Un médecin titulaire, trois postes vacants ! Telle est la situation édifiante de la médecine scolaire dans la Nièvre qui, malgré le recours à des contractuels, n’atteint pas les deux postes pour 29 000 élèves.
Conséquence, la médecine scolaire ne peut, dans ce département, respecter l’arrêté du 3 novembre 2015 qui confie aux seuls médecins le bilan médical des 6 ans. La situation n’est pas propre à la Nièvre, relève justement le Dr Hélène Lilette, médecin conseiller technique de la rectrice de Dijon, soulignant que « des départements n’ont plus du tout de médecins scolaires ». Dans certains établissements, les infirmières pallient régulièrement la pénurie en réalisant des bilans infirmiers, « parce qu’elles jugent que c’est prioritaire dans leur secteur d’intervention », confie le Dr Lilette.
Pour autant, cette situation bancale ne satisfait personne, à commencer par les infirmières elles-mêmes qui assument 90 % des bilans… Saphia Guereschi, responsable du Syndicat national des infirmiers conseillers de la santé (SNICS), fait valoir que les infirmières ne savent pas forcément réaliser les dépistages exigés, surtout pour les troubles du langage. Du coup, « on passe à côté de l'objectif de ce bilan médical à 6 ans », qui prépare l’entrée au CP par divers contrôles, examens de dépistage et bilan (langage, développement psychomoteur, etc.).
Mobiliser les médecins traitants
Le recours au médecin traitant pour cet examen fait partie des options. C’est notamment la piste de travail privilégiée par le rectorat qui, en lien direct avec l’agence régionale de santé (ARS) dans le cadre d'une convention de soutien la démographie médicale, réfléchit aux moyens de mobiliser les médecins libéraux, les praticiens de la caisse primaire ou encore les médecins de PMI. « La stratégie doit être réfléchie département par département car les problèmes de démographie médicale n’ont pas les mêmes implications partout », souligne le Dr Hélène Lilette.
Cette hypothèse du recours au médecin de famille soulève toutefois des réticences.

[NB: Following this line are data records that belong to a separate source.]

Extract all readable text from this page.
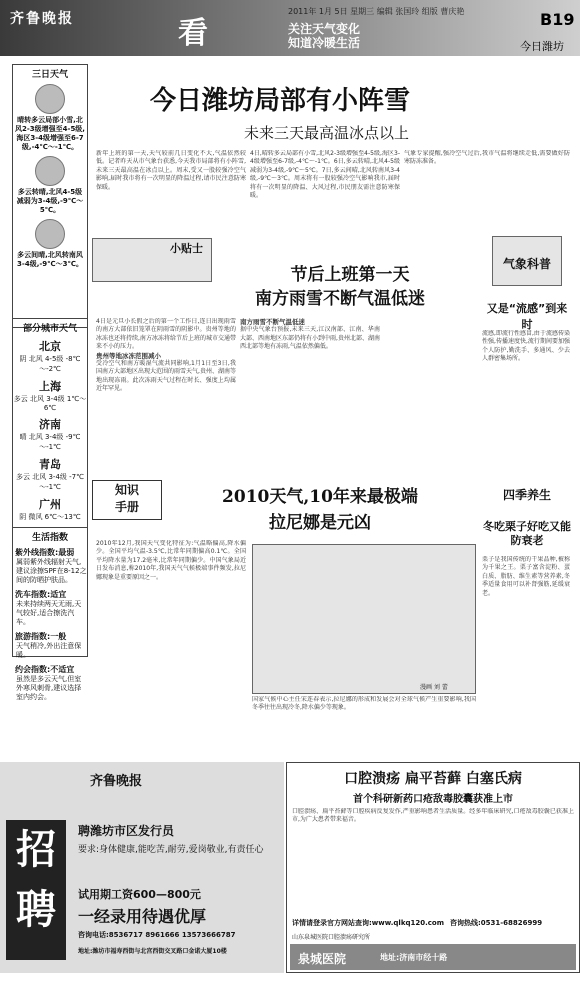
齐鲁晚报	看天
2011年 1月 5日 星期三 编辑 张国玲 组版 曹庆艳
关注天气变化
知道冷暖生活
B19
今日潍坊
三日天气
晴转多云局部小雪,北风2-3级增强至4-5级,海区3-4级增强至6-7级,-4℃～-1℃。
多云转晴,北风4-5级减弱为3-4级,-9℃～5℃。
多云间晴,北风转南风3-4级,-9℃～3℃。
部分城市天气
北京
阴 北风 4-5级 -8℃～-2℃
上海
多云 北风 3-4级 1℃～6℃
济南
晴 北风 3-4级 -9℃～-1℃
青岛
多云 北风 3-4级 -7℃～-1℃
广州
阴 微风 6℃～13℃
生活指数
紫外线指数:最弱
属弱紫外线辐射天气,建议涂擦SPF在8-12之间的防晒护肤品。
洗车指数:适宜
未来持续两天无雨,天气较好,适合擦洗汽车。
旅游指数:一般
天气稍冷,外出注意保暖。
约会指数:不适宜
虽然是多云天气,但室外寒风刺骨,建议选择室内约会。
今日潍坊局部有小阵雪
未来三天最高温冰点以上
新年上班的第一天,天气较前几日变化不大,气温依然较低。记者昨天从市气象台获悉,今天我市局部将有小阵雪,未来三天最高温在冰点以上。周末,受又一股较强冷空气影响,届时我市将有一次明显的降温过程,请市民注意防寒保暖。
4日,晴转多云局部有小雪,北风2-3级增强至4-5级,海区3-4级增强至6-7级,-4℃～-1℃。6日,多云转晴,北风4-5级减弱为3-4级,-9℃～5℃。7日,多云间晴,北风转南风3-4级,-9℃～3℃。周末将有一股较强冷空气影响我市,届时将有一次明显的降温、大风过程,市民朋友需注意防寒保暖。
气象专家提醒,强冷空气过后,我市气温将继续走低,需要做好防寒防冻准备。
小贴士
节后上班第一天
南方雨雪不断气温低迷
4日是元旦小长假之后的第一个工作日,连日出现雨雪的南方大部依旧笼罩在阴雨雪的阴影中。贵州等地的冰冻也还将持续,南方冰冻将给节后上班的城市交通带来不小的压力。
贵州等地冰冻范围减小
受冷空气和南方暖湿气流共同影响,1月1日至3日,我国南方大部地区出现大范围的雨雪天气,贵州、湖南等地出现冻雨。此次冻雨天气过程在时长、强度上均属近年罕见。
南方雨雪不断气温低迷
据中央气象台预报,未来三天,江汉南部、江南、华南大部、西南地区东部仍将有小到中雨,贵州北部、湖南西北部等地有冻雨,气温依然偏低。
气象科普
又是“流感”到来时
流感,即流行性感冒,由于流感传染性强,传播速度快,流行期间要加强个人防护,勤洗手、多通风、少去人群密集场所。
知识
手册	2010天气,10年来最极端
拉尼娜是元凶
2010年12月,我国天气变化特征为:气温略偏高,降水偏少。全国平均气温-3.5℃,比常年同期偏高0.1℃。全国平均降水量为17.2毫米,比常年同期偏少。中国气象局近日发布消息,称2010年,我国天气气候极端事件频发,拉尼娜现象是重要原因之一。
漫画 刘 蕾
国家气候中心主任宋连春表示,拉尼娜的形成和发展会对全球气候产生重要影响,我国冬季往往出现冷冬,降水偏少等现象。
四季养生
冬吃栗子好吃又能防衰老
栗子是我国传统的干果品种,被称为千果之王。栗子富含淀粉、蛋白质、脂肪、维生素等营养素,冬季适量食用可以补肾强筋,延缓衰老。
齐鲁晚报
招聘
聘潍坊市区发行员
要求:身体健康,能吃苦,耐劳,爱岗敬业,有责任心
试用期工资600—800元
一经录用待遇优厚
咨询电话:8536717 8961666 13573666787
地址:潍坊市福寿西街与北宫西街交叉路口金诺大厦10楼
口腔溃疡 扁平苔藓 白塞氏病
首个科研新药口疮敌毒胶囊获准上市
口腔溃疡、扁平苔藓等口腔疾病反复发作,严重影响患者生活质量。经多年临床研究,口疮敌毒胶囊已获准上市,为广大患者带来福音。
详情请登录官方网站查询:www.qlkq120.com 咨询热线:0531-68826999
山东泉城医院口腔溃疡研究所
泉城医院	地址:济南市经十路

Elle ne résout pas la question du dépistage des enfants très éloignés des soins, rappelle l’UNSA Éducation. Et si un problème est diagnostiqué, la traduction dans un projet d’accueil individualisé (PAI) peut réclamer l'expertise particulière... du médecin scolaire.
Suivi insuffisant
Les difficultés techniques et pratiques constituent un autre obstacle. « Tous les généralistes ne sont pas équipés pour faire les examens de la vue et de l’ouïe, et si on devait envoyer tous les enfants de six ans chez l’ORL, on bloquerait le système », avance le Dr Thierry Lemoine, président du conseil de l’Ordre des médecins de la Nièvre. De fait, la pénurie de spécialistes frappe également la Nièvre où il faut par exemple attendre un an pour un rendez-vous chez l’ophtalmologue.
Résultat de cette carence, « les enfants ne sont pas suivis comme ils devraient l’être et, forcément, ils sont sous-détectés que ce soit pour les pathologies chroniques, les non-vaccinations, les maltraitances physiques ou psychiques », déplore le Dr Thierry Lemoine. C’est également l’avis de Pascale Bertin (FSU), qui souligne à quel point la situation peut être délicate à gérer pour les enseignants dans les cas de maltraitance. « Lorsqu’on a un doute sur un bleu sur le corps d’un enfant, bien sûr qu’on peut déclencher une procédure de signalement », dit-elle. Mais c'est normalement le recours au médecin scolaire qui permet au professeur des écoles, en lien avec les familles, de ne pas s’exposer et de maintenir le dialogue.